The venture will create a new Marriott booking platform on an Alibaba travel site called Fliggy, offering special rates and the opportunity to earn loyalty points for the Marriott, Ritz-Carlton and Starwood loyalty programs, CEO Arne Sorenson said in an earnings conference call. It aims to court Chinese travelers by enabling Alipay, Alibaba's digital payment system, at some of its properties, and linking the Alibaba and Marriott loyalty programs, he added.
For hotel owners, Sorenson said, the venture should mean an increase in bookings from Chinese travelers, and a lower cost of securing those bookings.
Sorenson and other Marriott executives conducted the call from Shanghai, where they were to announce the partnership with the Chinese e-commerce giant, a venture that seeks to highlight the potential for increased demand from China. In late 2016 Marriott signed up 600,000 new loyalty members in eight weeks in a targeted marketing program with Alibaba, the CEO said. The company has more than 500 hotels and 170,000 rooms open or under development in China, a total that represents 8% of its worldwide room count and 17% of its worldwide rooms pipeline.

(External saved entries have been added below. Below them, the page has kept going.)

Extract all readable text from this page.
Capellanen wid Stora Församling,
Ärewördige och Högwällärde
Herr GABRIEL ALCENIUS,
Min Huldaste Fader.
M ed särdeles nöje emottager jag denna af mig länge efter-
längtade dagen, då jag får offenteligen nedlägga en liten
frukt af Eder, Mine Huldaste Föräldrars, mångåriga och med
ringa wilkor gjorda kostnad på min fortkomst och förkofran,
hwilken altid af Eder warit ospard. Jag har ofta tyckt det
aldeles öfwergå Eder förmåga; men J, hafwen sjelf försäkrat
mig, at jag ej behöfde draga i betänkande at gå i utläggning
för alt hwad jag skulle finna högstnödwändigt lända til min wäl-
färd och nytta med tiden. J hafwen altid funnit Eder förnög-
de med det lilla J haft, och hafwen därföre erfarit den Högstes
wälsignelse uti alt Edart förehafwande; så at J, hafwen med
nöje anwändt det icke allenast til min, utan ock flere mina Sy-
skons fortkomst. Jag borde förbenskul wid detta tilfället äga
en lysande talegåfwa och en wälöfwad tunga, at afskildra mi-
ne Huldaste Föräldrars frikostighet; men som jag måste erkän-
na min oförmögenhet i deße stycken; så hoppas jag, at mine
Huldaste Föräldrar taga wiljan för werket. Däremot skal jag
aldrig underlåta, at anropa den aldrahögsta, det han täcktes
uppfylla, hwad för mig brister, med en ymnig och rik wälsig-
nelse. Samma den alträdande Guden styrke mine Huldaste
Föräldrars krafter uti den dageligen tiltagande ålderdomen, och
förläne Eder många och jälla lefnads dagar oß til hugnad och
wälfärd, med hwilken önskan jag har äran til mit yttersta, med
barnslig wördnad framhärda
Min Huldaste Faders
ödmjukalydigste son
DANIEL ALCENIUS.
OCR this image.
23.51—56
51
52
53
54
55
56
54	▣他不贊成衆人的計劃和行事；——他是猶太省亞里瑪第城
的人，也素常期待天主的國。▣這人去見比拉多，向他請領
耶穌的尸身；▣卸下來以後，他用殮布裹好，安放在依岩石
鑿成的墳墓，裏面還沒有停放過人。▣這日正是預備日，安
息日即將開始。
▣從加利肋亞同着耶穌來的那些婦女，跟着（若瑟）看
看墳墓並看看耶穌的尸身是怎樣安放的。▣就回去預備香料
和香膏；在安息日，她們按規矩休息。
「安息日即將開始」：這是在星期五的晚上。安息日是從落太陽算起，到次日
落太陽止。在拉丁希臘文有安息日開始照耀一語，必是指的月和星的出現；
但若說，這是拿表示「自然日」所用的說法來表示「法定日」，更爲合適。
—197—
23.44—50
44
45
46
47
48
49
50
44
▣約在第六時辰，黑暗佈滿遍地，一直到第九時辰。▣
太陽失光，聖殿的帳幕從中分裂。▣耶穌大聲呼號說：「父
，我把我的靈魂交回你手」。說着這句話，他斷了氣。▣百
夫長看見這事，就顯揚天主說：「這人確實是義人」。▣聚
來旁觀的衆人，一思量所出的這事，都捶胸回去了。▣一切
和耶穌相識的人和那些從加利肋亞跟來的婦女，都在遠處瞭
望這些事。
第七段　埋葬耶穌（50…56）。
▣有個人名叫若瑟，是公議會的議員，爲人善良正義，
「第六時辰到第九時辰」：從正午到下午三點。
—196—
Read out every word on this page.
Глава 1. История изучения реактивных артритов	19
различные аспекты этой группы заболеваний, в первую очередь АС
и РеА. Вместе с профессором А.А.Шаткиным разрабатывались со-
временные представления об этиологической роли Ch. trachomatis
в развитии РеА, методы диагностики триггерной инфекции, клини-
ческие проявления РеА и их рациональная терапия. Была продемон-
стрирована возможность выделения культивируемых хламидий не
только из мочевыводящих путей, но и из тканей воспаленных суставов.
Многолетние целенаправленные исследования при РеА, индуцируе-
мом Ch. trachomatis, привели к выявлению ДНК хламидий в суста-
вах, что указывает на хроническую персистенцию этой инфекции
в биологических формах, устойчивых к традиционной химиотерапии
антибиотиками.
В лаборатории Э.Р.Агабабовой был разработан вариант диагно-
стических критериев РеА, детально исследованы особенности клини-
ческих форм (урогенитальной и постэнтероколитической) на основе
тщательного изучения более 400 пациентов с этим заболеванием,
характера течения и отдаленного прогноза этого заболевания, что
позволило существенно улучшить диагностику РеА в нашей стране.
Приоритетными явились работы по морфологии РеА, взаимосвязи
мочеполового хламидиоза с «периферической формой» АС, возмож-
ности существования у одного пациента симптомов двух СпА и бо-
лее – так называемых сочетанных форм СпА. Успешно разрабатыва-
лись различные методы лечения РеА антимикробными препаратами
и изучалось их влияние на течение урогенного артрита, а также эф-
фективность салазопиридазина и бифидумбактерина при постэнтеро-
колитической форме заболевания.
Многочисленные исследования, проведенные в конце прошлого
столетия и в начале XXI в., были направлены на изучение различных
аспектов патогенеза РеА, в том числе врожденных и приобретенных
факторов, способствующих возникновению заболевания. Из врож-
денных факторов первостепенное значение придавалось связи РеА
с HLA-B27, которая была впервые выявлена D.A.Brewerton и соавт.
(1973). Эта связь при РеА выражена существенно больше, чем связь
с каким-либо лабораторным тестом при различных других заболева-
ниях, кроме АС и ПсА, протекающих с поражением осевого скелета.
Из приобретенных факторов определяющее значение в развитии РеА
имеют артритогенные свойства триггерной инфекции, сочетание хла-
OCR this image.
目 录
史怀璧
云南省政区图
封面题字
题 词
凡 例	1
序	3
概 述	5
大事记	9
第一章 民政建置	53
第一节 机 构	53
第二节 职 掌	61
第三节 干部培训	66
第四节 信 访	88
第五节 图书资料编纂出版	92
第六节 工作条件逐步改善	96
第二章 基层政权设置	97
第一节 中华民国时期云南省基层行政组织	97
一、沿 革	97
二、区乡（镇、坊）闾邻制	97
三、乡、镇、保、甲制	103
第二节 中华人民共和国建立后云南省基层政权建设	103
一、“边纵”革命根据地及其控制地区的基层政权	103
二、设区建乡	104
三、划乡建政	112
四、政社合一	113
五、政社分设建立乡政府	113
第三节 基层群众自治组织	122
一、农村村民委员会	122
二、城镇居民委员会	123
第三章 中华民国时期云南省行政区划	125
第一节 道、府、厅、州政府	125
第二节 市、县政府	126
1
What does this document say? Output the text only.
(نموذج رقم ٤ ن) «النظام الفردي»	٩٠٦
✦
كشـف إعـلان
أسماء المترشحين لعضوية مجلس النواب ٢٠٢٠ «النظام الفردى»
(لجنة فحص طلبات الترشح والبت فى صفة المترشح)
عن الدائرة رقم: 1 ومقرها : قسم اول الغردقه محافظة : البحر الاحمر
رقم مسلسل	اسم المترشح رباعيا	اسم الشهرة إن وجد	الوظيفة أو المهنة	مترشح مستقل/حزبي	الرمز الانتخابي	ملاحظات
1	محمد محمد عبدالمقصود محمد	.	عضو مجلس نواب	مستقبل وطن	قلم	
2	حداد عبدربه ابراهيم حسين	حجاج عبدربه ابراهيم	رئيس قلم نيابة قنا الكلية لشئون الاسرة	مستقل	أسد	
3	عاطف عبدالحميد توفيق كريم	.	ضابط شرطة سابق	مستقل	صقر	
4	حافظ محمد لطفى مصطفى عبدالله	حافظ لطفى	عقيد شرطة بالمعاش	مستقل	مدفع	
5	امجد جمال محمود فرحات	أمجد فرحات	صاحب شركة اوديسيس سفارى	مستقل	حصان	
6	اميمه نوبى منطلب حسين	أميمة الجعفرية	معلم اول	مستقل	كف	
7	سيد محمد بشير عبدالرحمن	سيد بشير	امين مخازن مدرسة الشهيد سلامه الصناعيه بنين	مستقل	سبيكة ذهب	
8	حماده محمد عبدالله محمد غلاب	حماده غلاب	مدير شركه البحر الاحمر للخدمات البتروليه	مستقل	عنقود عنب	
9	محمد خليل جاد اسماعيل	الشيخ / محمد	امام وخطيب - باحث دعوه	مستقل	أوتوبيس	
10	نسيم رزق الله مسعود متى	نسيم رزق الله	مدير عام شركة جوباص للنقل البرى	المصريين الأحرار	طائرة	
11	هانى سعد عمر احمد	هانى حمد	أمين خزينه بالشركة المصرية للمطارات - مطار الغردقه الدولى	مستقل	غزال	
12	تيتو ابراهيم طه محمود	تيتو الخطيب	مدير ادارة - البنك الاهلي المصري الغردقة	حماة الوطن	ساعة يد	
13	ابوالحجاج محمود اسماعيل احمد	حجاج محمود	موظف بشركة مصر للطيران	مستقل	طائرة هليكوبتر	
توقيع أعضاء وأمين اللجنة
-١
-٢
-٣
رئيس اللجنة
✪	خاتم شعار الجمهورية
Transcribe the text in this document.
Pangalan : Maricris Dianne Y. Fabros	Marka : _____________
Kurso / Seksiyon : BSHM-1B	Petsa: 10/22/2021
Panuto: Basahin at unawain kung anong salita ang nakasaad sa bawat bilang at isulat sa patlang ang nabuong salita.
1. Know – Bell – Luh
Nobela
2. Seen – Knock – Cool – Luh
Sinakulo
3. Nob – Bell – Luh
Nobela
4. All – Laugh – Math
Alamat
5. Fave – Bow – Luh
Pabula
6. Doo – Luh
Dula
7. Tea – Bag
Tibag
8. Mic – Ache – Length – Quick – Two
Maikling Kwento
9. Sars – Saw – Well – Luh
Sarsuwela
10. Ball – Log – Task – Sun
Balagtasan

The Chinese government expects tourists from the country to make 700 million overseas trips over the next five years, though Chinese tourists still represent a "tiny" proportion of visitors to the U.S., Sorenson added.
When asked whether Alibaba could replicate the deal with other hotel brand companies, Sorenson said there are "some features of exclusivity" in the deal for a limited time. He added that the partnership would not have occurred if Marriott had not acquired Starwood Hotels & Resorts Worldwide — a transaction that followed a bidding war with Chinese insurer Anbang Insurance Group Co. Ltd.
Following the deal, Alibaba was "very intrigued" by the size of Marriott's portfolio — particularly in the luxury and "aspirational" segments — and sought to do "meaningfully more business" with the hotel operator, Sorenson said.
For Marriott, the main benefits of the joint venture will come from increased hotel demand, he said, adding, "While we could conceivably make money on the joint venture itself, that is not our primary focus on this."
Company executives did not detail the size of the venture or either side's share, but CFO Leeny Oberg described Marriott's portion as "a really very modest investment."